Bosch gimió. Según su experiencia, los abogados defensores que se convertían en jueces siempre conservaban al menos la sombra de su lealtad hacia el banquillo de los acusados.
– Tenemos problemas -dijo él.
– No. No pasará nada. Por favor, siéntate. Me estás poniendo nerviosa.
– ¿Judy Champagne aún lleva la toga? Quizá podamos llevárselo a ella.
Judy Champagne era una antigua fiscal casada con un ex policía. Solían decir que él los cazaba y ella los metía en el horno. Desde que se convirtió en jueza, era la favorita de Bosch para llevarle las órdenes. No porque tendiera hacia los polis. No lo hacía. Era justa y con eso podía contar Bosch.
– Sigue siendo jueza, pero no podemos ir paseando las órdenes por el edificio. Ya lo sabes, Harry. Ahora ¿puedes hacer el favor de sentarte? Tengo que enseñarte algo.
Bosch ocupó la silla que estaba junto a la de Rider.
– ¿Qué?
– Tengo el expediente de la condicional de Burkhart.
Rider sacó una carpeta de la bolsa, la abrió y la puso en la mesita, delante de Bosch. Señaló con la uña una línea del documento de excarcelación. Bosch se inclinó para leerlo.

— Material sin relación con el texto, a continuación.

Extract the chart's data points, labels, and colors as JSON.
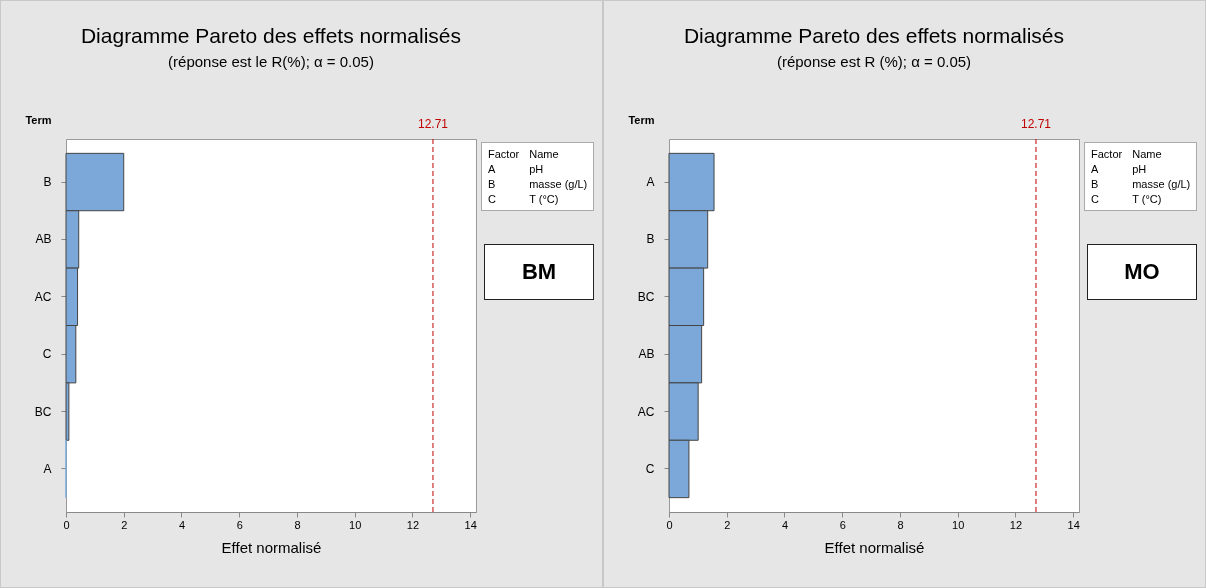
{
  "chart_data": [
    {
      "type": "bar",
      "orientation": "horizontal",
      "title": "Diagramme Pareto des effets normalisés",
      "subtitle": "(réponse est le  R(%); α = 0.05)",
      "xlabel": "Effet normalisé",
      "ylabel": "Term",
      "categories": [
        "B",
        "AB",
        "AC",
        "C",
        "BC",
        "A"
      ],
      "values": [
        2.0,
        0.44,
        0.4,
        0.34,
        0.1,
        0.0
      ],
      "color": "#7ba7d9",
      "xlim": [
        0,
        14.2
      ],
      "xticks": [
        0,
        2,
        4,
        6,
        8,
        10,
        12,
        14
      ],
      "grid": false,
      "ref_lines": [
        {
          "axis": "x",
          "value": 12.71,
          "label": "12.71",
          "color": "#c00000",
          "line_style": "dashed"
        }
      ],
      "annotations": [
        "Factor",
        "Name",
        "A",
        "pH",
        "B",
        "masse (g/L)",
        "C",
        "T (°C)",
        "BM"
      ]
    },
    {
      "type": "bar",
      "orientation": "horizontal",
      "title": "Diagramme Pareto des effets normalisés",
      "subtitle": "(réponse est R (%); α = 0.05)",
      "xlabel": "Effet normalisé",
      "ylabel": "Term",
      "categories": [
        "A",
        "B",
        "BC",
        "AB",
        "AC",
        "C"
      ],
      "values": [
        1.56,
        1.34,
        1.2,
        1.13,
        1.01,
        0.69
      ],
      "color": "#7ba7d9",
      "xlim": [
        0,
        14.2
      ],
      "xticks": [
        0,
        2,
        4,
        6,
        8,
        10,
        12,
        14
      ],
      "grid": false,
      "ref_lines": [
        {
          "axis": "x",
          "value": 12.71,
          "label": "12.71",
          "color": "#c00000",
          "line_style": "dashed"
        }
      ],
      "annotations": [
        "Factor",
        "Name",
        "A",
        "pH",
        "B",
        "masse (g/L)",
        "C",
        "T (°C)",
        "MO"
      ]
    }
  ]
}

– Excarcelado de Wayside el primero de julio de mil novecientos ochenta y ocho. Enviado a presentarse en las oficinas de libertad condicional el cinco de julio en Van Nuys. Se enderezó y miró a su compañera.
– Estaba en la calle.
– Eso es. Lo detuvieron por vandalismo en la sinagoga el veintiséis de enero. Nunca presentó fianza y, con la reducción de pena, salió de Wayside cinco meses después. Es un buen candidato.